1) Payment options, do they include Western Union, moneygram, paypal and bank transfer? Some scam sites will accept credit cards but most prefer those 4 options which are anonymous for the scammer to pick up the cash and disappear.
Western Union and moneygram do not verify anything on the form the sender fills out, not the name, not the street address, not the country, not even the gender of the receiver, it all means absolutely nothing. The clerk will not bother to check ID and will simply hand off your cash to whomever walks in the door with the MTCN# and question/answer. Neither company will tell the sender who picked up the cash, at what store location or even in what country your money walked out the door. Neither company has any kind of refund policy, money sent is money gone forever.
Paypal can only get your money back if there is money left in the scammer's paypal-linked bank account. Scammers know this and will immediately withdrawal your money and disappear. No money in the scammer's paypal-linked bank account means absolutely no possibility of refund for you.
Your bank can only get your money back if there is money left in the scammer's bank account. Scammers know this and will immediately withdrawal the money you transferred. No money in the account means absolutely no possibility of you getting your hard-earned money back.
2) Contact options, is it a free email address such as gmail, hotmail or yahoo? Is it a chat box? Scam sites will rarely list a phone number or street address.
Scammers love to create free email addresses and rarely will use a paid server. Email is easy to ignore and block and free email addresses are easy to open and close completely anonymously. Chat requests are easy to block via ip address.
3) Shipping options, do you actually get to choose the option at check out? Fake sites will frequently say "free shipping" and "tracking numbers emailed" but, if they ship anything at all, will use the post office, cheap, slow and no account number needed.
Fake sites will frequently show icons for UPS, FedEx, DHL and TNT but then at check out will "ship" via EMS, the Chinese post office. If they send a "tracking number" good luck getting it to work on the EMS website. You will need even more luck trying to contact EMS when your tracking stops and your "package" is lost somewhere.

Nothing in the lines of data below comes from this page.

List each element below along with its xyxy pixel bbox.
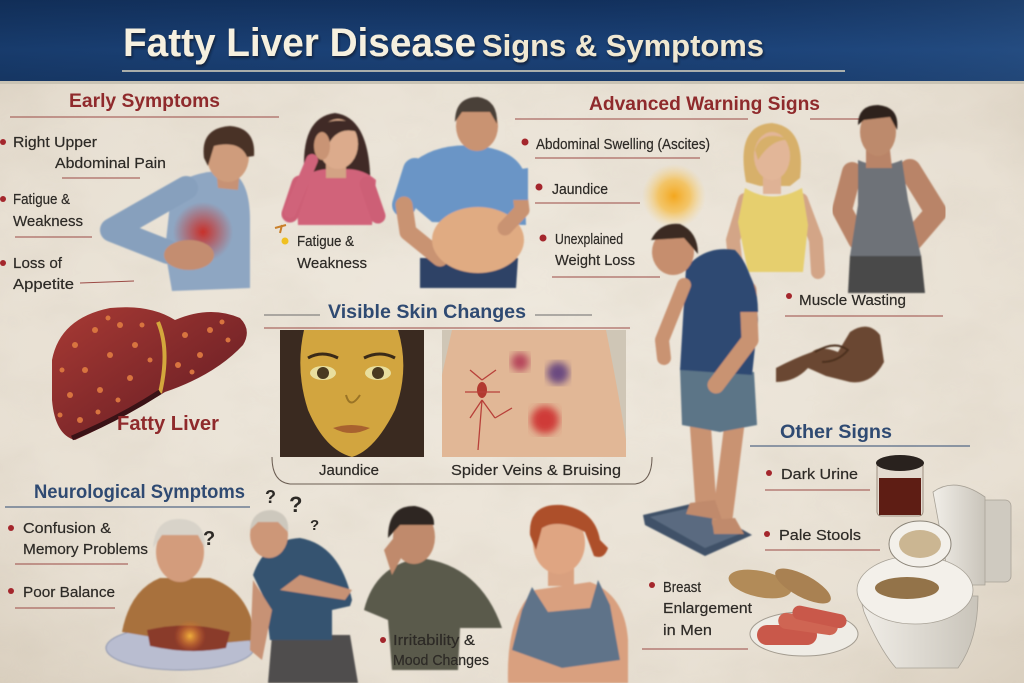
panel: visible skin changes <box>264 302 652 484</box>
question marks: ? <box>203 528 215 550</box>
heading: other signs: Other Signs <box>780 422 892 443</box>
warning list <box>522 136 710 277</box>
neuro list: Memory Problems <box>23 541 148 558</box>
bullet: irritability <box>380 632 489 669</box>
bullet: fatigue and weakness <box>275 225 367 272</box>
signs list <box>764 466 880 550</box>
bullet text <box>642 579 753 649</box>
icon: wasted muscle <box>776 327 884 382</box>
panel: advanced warning signs <box>515 94 943 382</box>
symptom list: Appetite <box>13 276 74 293</box>
bullet: muscle wasting: Muscle Wasting <box>799 292 906 309</box>
panel: early symptoms <box>0 91 528 293</box>
symptom list <box>0 134 166 293</box>
symptom list: Abdominal Pain <box>55 155 166 172</box>
bullet: irritability: Mood Changes <box>393 652 489 669</box>
symptom list: Loss of <box>13 255 63 272</box>
icon: toilet <box>857 485 1011 668</box>
illustration: irritable man <box>364 506 502 670</box>
bullet text: in Men <box>663 622 712 639</box>
title: Fatty Liver Disease <box>123 21 476 65</box>
neuro list: Confusion & <box>23 520 111 537</box>
bullet text: Breast <box>663 579 702 596</box>
illustration: woman with headache <box>290 113 378 225</box>
question marks <box>203 487 319 550</box>
bullet: muscle wasting <box>785 292 943 316</box>
symptom list: Fatigue & <box>13 191 70 208</box>
icon: food plate <box>726 562 858 656</box>
neuro list <box>8 520 148 608</box>
illustration: muscular man <box>842 105 936 293</box>
heading: neurological symptoms: Neurological Symptoms <box>34 482 245 503</box>
caption: jaundice: Jaundice <box>319 462 379 479</box>
heading: visible skin changes: Visible Skin Changes <box>328 302 526 323</box>
bullet: fatigue and weakness: Fatigue & <box>297 233 354 250</box>
illustration: woman in sports top <box>508 505 628 683</box>
signs list: Pale Stools <box>779 527 861 544</box>
question marks: ? <box>310 517 319 534</box>
photo: spider veins and bruising <box>442 330 626 457</box>
caption: spider veins: Spider Veins & Bruising <box>451 462 621 479</box>
panel: neurological symptoms <box>5 482 502 683</box>
icon: jaundice sun <box>642 164 706 228</box>
bullet: fatigue and weakness: Weakness <box>297 255 367 272</box>
illustration: confused older man <box>106 519 256 670</box>
bullet: irritability: Irritability & <box>393 632 475 649</box>
warning list: Abdominal Swelling (Ascites) <box>536 136 710 153</box>
illustration: man holding abdomen <box>112 126 254 291</box>
label: fatty liver: Fatty Liver <box>117 413 219 435</box>
symptom list: Weakness <box>13 213 83 230</box>
question marks: ? <box>265 487 276 507</box>
bullet text: Enlargement <box>663 600 753 617</box>
illustration: man on scale <box>643 224 758 556</box>
illustration: fatty liver <box>52 307 247 440</box>
panel: breast enlargement <box>508 505 858 683</box>
subtitle: Signs & Symptoms <box>482 28 764 63</box>
neuro list: Poor Balance <box>23 584 115 601</box>
heading: early symptoms: Early Symptoms <box>69 91 220 112</box>
illustration: man with swollen belly <box>404 97 528 288</box>
panel: other signs <box>750 422 1011 668</box>
photo: jaundiced face <box>280 330 424 457</box>
warning list: Jaundice <box>552 181 608 198</box>
icon: cup of dark urine <box>876 455 924 516</box>
illustration: older man with poor balance <box>250 510 358 683</box>
warning list: Unexplained <box>555 231 623 248</box>
question marks: ? <box>289 492 302 517</box>
illustration: blonde woman <box>733 123 818 272</box>
symptom list: Right Upper <box>13 134 97 151</box>
signs list: Dark Urine <box>781 466 858 483</box>
heading: advanced warning signs: Advanced Warning Signs <box>589 94 820 115</box>
bracket <box>272 457 652 484</box>
warning list: Weight Loss <box>555 252 635 269</box>
header banner <box>0 0 1024 84</box>
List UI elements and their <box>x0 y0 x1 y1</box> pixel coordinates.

4) The icons at the bottom of the page, are they just copy/pasted pictures or links to actual sites?
Fake sites will often have icons for Verisign, McAfee, Paypal and other companies at the bottom of the home page. Those should be live links to that company's website. Fake sites can't risk linking to real sites so they just use badly copied pictures instead.

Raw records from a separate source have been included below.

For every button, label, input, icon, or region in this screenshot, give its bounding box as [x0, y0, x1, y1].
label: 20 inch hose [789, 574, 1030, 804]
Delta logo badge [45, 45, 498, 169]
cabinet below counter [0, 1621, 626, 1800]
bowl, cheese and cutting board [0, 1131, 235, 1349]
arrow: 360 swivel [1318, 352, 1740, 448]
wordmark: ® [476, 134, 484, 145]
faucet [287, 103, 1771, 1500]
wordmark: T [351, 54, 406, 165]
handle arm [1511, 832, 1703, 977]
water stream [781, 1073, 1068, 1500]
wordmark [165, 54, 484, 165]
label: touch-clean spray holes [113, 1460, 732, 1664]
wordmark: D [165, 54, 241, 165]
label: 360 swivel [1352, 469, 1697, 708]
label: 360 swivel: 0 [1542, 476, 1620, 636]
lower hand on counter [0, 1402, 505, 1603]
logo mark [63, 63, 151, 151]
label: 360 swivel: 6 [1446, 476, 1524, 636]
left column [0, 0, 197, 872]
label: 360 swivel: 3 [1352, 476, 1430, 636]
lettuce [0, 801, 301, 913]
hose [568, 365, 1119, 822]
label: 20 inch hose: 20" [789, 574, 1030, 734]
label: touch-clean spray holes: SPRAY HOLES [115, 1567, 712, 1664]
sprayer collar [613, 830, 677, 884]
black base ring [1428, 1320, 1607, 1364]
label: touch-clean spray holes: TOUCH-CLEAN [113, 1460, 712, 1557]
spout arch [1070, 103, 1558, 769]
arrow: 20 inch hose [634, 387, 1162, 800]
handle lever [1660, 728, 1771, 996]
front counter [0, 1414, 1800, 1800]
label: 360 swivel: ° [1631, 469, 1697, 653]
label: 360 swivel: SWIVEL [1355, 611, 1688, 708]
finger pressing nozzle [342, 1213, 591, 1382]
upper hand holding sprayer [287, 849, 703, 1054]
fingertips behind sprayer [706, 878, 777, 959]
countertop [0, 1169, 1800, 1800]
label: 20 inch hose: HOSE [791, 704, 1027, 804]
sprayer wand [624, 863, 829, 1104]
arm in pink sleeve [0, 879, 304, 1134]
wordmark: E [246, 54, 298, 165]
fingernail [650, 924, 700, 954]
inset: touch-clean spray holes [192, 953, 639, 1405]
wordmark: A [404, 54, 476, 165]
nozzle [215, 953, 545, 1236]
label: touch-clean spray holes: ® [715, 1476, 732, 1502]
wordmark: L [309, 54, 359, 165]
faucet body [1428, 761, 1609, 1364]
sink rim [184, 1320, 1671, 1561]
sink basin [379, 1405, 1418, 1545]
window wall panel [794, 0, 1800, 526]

Whenever suspicious or just plain curious, google everything, website addresses, names used, companies mentioned, phone numbers given, all email addresses, even partial sentences from the emails as you might be unpleasantly surprised at what you find already posted online. You can also post/ask here and every scam-warner-anti-fraud-busting site you can find before taking a chance and losing money to a scammer.
There are scam busting sites with online lists of the names scammers use, thier email address, stock copy/paste emails, paid-for-in-cash cell phone numbers and stolen pictures they use. You you could start your search at one of those sites.